Geçen hafta Diyarbakır’da gözaltına alınan ve ardından tutuklanmasına karar verilen ancak avukatlarının itirazı sonucu serbest bırakılan Kürdistan Sosyalist Partisi (PSK) Genel Başkan Yardımcısı Bayram Bozyel, düzenlediği basın toplantısında “Bize ‘çalışmalarınızın, faaliyetlerinizin haberleri PKK medyasında, ANF’de neden yayınlanıyor?’ diye bir suçlama yöneltildi” dedi.
Bozyel, buna cevaben “Biz açıklamalarımızı yapar, etkinliklerde bulunuruz.
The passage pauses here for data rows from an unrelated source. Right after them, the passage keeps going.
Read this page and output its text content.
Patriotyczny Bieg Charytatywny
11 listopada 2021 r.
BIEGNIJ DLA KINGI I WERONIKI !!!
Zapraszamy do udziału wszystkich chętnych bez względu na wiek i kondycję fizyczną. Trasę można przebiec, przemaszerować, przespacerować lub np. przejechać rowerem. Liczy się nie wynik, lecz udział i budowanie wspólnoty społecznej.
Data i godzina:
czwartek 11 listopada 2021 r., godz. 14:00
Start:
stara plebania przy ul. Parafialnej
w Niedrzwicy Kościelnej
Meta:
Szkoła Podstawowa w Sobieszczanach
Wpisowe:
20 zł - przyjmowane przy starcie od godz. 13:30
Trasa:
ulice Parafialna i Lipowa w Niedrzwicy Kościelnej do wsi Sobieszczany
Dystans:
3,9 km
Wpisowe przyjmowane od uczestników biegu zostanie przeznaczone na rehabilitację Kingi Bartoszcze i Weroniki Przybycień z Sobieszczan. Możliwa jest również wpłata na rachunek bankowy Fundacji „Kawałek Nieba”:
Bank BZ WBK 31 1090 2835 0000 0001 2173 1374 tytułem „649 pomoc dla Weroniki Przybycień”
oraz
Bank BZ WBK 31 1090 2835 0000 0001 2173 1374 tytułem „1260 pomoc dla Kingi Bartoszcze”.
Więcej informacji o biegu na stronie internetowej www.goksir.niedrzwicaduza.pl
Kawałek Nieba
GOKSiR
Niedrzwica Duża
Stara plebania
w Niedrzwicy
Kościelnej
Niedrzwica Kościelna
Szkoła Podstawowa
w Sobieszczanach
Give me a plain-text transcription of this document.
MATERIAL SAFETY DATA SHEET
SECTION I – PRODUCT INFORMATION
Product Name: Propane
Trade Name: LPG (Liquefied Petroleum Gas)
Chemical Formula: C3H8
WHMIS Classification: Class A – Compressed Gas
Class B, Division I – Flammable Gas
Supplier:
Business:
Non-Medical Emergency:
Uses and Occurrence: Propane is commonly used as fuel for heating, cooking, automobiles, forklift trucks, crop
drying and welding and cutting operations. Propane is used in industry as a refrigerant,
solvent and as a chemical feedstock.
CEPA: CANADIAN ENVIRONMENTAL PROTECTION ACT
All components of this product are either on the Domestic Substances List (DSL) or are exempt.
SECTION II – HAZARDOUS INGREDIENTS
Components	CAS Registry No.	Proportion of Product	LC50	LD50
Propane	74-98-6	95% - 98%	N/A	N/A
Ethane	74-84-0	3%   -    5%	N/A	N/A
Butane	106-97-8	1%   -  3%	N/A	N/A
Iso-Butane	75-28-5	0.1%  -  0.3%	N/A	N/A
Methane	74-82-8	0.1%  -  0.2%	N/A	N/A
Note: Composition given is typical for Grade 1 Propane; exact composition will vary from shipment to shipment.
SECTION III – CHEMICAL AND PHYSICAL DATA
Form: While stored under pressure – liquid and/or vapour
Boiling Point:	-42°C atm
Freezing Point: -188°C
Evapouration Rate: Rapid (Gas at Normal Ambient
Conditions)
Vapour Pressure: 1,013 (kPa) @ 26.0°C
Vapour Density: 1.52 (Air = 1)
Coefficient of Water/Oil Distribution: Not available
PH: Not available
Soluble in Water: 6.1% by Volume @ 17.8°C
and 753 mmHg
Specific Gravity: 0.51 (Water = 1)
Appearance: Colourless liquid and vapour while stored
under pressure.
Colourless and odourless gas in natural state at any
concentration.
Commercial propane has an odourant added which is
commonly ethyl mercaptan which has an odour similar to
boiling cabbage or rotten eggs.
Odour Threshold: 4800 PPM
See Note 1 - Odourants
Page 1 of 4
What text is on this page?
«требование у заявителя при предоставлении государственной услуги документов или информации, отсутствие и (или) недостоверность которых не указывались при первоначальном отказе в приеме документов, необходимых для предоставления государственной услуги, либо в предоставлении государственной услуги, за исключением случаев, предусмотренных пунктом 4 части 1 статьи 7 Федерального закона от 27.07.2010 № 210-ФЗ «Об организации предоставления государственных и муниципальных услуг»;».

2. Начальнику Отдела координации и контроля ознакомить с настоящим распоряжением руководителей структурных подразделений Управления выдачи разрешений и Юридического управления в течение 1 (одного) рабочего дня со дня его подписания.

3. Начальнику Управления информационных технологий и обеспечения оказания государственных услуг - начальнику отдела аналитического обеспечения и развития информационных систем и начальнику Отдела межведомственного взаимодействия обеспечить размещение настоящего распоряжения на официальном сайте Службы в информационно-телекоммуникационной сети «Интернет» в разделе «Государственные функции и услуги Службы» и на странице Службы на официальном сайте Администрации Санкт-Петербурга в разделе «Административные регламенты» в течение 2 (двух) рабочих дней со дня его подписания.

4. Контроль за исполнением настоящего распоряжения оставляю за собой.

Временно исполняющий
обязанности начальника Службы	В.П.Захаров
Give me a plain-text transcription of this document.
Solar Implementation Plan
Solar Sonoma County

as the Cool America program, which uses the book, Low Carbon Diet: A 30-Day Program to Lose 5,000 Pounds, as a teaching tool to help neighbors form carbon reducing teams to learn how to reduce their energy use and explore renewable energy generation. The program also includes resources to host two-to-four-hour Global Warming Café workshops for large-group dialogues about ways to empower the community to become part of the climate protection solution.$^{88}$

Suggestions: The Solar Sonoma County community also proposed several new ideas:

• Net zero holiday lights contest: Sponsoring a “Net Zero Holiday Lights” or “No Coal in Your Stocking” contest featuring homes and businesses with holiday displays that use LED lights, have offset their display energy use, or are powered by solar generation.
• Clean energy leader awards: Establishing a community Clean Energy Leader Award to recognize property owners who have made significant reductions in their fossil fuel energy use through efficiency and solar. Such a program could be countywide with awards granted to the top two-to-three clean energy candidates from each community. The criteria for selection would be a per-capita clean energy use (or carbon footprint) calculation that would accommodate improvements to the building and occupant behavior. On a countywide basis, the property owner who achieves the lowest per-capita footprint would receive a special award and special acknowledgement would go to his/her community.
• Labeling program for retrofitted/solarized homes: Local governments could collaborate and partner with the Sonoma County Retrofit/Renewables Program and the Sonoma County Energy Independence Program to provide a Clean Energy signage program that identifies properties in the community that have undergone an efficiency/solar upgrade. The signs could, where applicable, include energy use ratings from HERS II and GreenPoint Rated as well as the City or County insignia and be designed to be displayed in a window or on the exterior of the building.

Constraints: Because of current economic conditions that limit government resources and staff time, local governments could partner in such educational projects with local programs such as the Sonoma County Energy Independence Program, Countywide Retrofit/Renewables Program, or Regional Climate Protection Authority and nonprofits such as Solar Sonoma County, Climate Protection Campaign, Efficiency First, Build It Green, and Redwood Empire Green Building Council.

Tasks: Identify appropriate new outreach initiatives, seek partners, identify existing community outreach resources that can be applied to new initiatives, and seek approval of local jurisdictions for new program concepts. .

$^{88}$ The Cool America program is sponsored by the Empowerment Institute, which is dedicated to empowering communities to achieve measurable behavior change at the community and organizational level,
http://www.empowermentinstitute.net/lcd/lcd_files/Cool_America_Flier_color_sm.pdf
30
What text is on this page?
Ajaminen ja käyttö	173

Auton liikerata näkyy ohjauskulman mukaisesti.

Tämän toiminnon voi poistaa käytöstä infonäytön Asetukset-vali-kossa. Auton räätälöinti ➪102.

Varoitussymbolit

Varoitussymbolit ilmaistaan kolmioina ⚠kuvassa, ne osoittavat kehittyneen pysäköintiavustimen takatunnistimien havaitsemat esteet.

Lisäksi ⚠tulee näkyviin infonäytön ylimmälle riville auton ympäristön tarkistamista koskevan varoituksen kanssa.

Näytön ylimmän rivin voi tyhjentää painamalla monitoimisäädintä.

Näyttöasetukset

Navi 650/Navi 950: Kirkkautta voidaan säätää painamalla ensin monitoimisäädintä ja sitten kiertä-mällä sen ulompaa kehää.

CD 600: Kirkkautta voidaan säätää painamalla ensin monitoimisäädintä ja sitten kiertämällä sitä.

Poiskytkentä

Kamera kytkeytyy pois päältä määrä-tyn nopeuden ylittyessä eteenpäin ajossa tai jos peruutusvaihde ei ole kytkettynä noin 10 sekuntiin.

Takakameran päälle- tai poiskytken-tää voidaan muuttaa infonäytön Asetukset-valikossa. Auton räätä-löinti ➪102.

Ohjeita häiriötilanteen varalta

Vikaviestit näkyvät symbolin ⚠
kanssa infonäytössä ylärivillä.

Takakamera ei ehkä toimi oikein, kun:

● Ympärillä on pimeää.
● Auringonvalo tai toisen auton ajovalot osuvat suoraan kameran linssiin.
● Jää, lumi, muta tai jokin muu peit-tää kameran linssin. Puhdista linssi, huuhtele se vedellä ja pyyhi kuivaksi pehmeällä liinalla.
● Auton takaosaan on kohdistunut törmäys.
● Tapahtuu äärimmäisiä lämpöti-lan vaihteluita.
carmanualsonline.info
Bu etkinlik ve açıklamalarımızın nerede yayınlandığı ile ilgilenmeyiz. ANF’de veya başka bir yerde yayınlanıp yayınlanmadığını takip etmeyiz. ANF muhtemelen başka partilerle ilgili, iktidarla ilgili, CHP ile ilgili haberler de yayınlıyor. O halde onlar hakkında da suç isnadında bulunacak mısınız?” diye sordu.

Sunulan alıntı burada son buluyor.